Namesake:
"Leadership
must be based on
goodwill. Goodwill does not mean posturing and, least of all, pandering
to the mob. It means obvious and wholehearted commitment to helping
followers. We are tired of leaders we fear, tired of leaders we love,
and tired of leaders who let us take liberties with them. What
we need
for leaders are men of the heart who are so helpful that they, in
effect, do away with the need of their jobs. But leaders like that are
never out of a job and never out of followers. Strange as it
sounds,
great leaders gain authority by giving it away."
-- Admiral James B. Stockdale
On September 9, 1965, then-Commander Stockdale catapulted his A-4E
Skyhawk off the flight deck of the U.S.S. Oriskany on what turned out
to be his final mission over North Vietnam . Approaching his target,
his plane was riddled with anti-aircraft fire. Within seconds, his
engine was aflame and all hydraulic control was gone. He "punched out,"
watching his plane slam into a rice paddy and explode in a fireball.
Stockdale himself best describes what happened next:
"As
I ejected from the plane I broke a bone in my back,
but that was only the beginning. I landed in the streets of a small
village. A thundering herd was coming down on me. They were going to
defend the honor of their town. It was the quarterback sack of the
century."
They tore off his clothes and beat him
mercilessly.
Stockdale suffered a broken leg and paralyzed arm before a military
policeman took him into custody. He was now a prisoner of war, the
highest ranking naval officer to be held as a POW in Vietnam.
Stockdale wound up in Hoa Lo Prison - the infamous "
Hanoi Hilton" -- where he spent the next seven and a half years under
unimaginably brutal conditions. He was physically tortured no fewer
than 15 times. Techniques included beatings, whippings, and
near-asphyxiation with ropes. Mental torture was incessant. He was kept
in solitary confinement, in total darkness, for four years, chained in
heavy, abrasive leg irons for two years, malnourished due to a
starvation diet, denied medical care, and deprived of letters from home
in violation of the Geneva Convention.
Through it
all, Stockdale's captors held out the promise
of better treatment if he would only admit that the United States was
engaging in criminal behavior against the Vietnamese people, but
Stockdale refused. Drawing strength from principles of stoic
philosophy, Stockdale heroically resisted. His courage was an
inspiration to his fellow POWs, with whom he communicated in an
ingenious code, maintaining unit cohesion and morale. His jailers
increased the level of torture, so Stockdale determined to fight back
in the only way he could.
Told that he was to be
taken "downtown" and paraded in
front of foreign journalists, Stockdale slashed his scalp with a razor
and beat himself in the face with a wooden stool. He reasoned that his
captors would not dare display a prisoner who appeared to have been
beaten.
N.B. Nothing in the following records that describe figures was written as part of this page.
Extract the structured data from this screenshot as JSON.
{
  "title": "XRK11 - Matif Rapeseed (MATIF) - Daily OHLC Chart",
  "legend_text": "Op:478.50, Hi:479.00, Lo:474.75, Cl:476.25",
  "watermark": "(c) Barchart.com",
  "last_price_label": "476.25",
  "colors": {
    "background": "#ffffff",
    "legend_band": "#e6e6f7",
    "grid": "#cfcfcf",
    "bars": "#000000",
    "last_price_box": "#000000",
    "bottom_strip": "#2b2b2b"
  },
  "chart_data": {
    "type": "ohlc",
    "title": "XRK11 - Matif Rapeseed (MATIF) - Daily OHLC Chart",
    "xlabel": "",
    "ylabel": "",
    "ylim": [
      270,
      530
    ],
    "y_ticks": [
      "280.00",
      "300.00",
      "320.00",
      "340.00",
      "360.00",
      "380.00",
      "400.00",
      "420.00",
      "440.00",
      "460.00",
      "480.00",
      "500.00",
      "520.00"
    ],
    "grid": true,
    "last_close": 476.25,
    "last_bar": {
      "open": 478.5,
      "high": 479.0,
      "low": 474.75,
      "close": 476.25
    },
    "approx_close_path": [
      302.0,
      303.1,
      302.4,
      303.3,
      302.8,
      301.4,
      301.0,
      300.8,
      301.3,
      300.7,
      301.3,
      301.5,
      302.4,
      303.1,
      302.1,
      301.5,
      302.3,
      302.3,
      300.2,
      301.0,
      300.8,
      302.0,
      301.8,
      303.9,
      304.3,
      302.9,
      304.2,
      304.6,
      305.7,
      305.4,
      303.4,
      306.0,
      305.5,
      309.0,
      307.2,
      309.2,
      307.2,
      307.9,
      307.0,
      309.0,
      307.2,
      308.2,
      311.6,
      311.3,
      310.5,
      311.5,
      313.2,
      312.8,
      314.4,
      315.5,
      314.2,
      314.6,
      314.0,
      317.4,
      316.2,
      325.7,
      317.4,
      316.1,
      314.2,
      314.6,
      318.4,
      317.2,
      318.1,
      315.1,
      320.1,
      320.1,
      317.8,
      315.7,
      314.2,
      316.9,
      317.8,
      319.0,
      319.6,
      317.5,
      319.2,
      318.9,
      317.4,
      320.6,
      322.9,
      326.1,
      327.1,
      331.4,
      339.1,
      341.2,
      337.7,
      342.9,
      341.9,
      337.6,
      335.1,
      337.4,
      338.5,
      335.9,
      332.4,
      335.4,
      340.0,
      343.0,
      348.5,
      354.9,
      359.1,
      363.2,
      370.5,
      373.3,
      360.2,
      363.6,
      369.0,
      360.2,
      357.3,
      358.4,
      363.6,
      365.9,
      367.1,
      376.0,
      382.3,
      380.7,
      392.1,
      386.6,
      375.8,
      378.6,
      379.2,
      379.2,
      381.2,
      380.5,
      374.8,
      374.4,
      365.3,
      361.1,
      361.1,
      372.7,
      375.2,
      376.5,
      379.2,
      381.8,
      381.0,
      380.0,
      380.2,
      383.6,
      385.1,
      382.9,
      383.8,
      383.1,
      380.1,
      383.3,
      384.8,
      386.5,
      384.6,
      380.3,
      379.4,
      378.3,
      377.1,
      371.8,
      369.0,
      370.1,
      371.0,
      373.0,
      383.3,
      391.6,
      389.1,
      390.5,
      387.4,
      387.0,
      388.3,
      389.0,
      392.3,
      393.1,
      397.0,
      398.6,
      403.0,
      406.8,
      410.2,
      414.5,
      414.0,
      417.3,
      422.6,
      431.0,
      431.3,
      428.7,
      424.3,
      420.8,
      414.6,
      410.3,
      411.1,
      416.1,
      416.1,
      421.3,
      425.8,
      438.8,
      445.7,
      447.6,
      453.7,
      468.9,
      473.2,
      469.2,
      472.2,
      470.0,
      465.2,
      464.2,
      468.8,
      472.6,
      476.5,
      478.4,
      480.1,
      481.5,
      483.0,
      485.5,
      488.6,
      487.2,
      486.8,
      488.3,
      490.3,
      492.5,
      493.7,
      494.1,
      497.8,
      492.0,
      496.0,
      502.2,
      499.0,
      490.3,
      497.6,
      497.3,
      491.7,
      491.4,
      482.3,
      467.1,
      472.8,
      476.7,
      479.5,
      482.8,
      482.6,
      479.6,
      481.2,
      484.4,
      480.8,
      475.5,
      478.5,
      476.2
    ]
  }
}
When he learned that his fellow prisoners were dying under
torture, he slashed his wrists to show their captors that he preferred
death to submission. Stockdale literally gambled with his life, and
won. Convinced of Stockdale's determination to die rather than
cooperate, the Communists ceased trying to extract bogus "confessions"
from him. The torture of American prisoners ended, and treatment of all
American POWs improved. Upon his release in 1973, Stockdale's
extraordinary heroism became widely known, and he received the
Congressional Medal of Honor in the nation's bicentennial year. He was
one of the most highly decorated officers in the history of the Navy,
with 26 personal combat decorations, including four Silver Star medals
in addition to the Medal of Honor.
Throughout
Stockdale's captivity, his wife Sybil
campaigned for respectful treatment for the families of all POWs by
founding the League of Families. Sybil Stockdale was presented with the
U.S. Navy Department's Distinguished Public Service Award by the Chief
of Naval Operations. She is the only wife of an active-duty officer
ever to be so honored.
After serving as the
President of the Naval War College,
Stockdale retired from the Navy in 1978 and embarked on a distinguished
academic career, including a term as President of the Citadel, and 15
years as a Senior Research Fellow at Stanford University's Hoover
Institution. In 1992 he graciously agreed to a request from his old
friend H. Ross Perot to stand with Perot as the vice presidential
candidate of the Reform Party, and throughout the campaign he comported
himself with the same integrity and dignity that marked his entire
career. Together, the Stockdales told their story in a joint memoir, In
Love and War. Admiral Stockdale and his wife lived quietly on Coronado
Island, off of San Diego, until his death in 2005.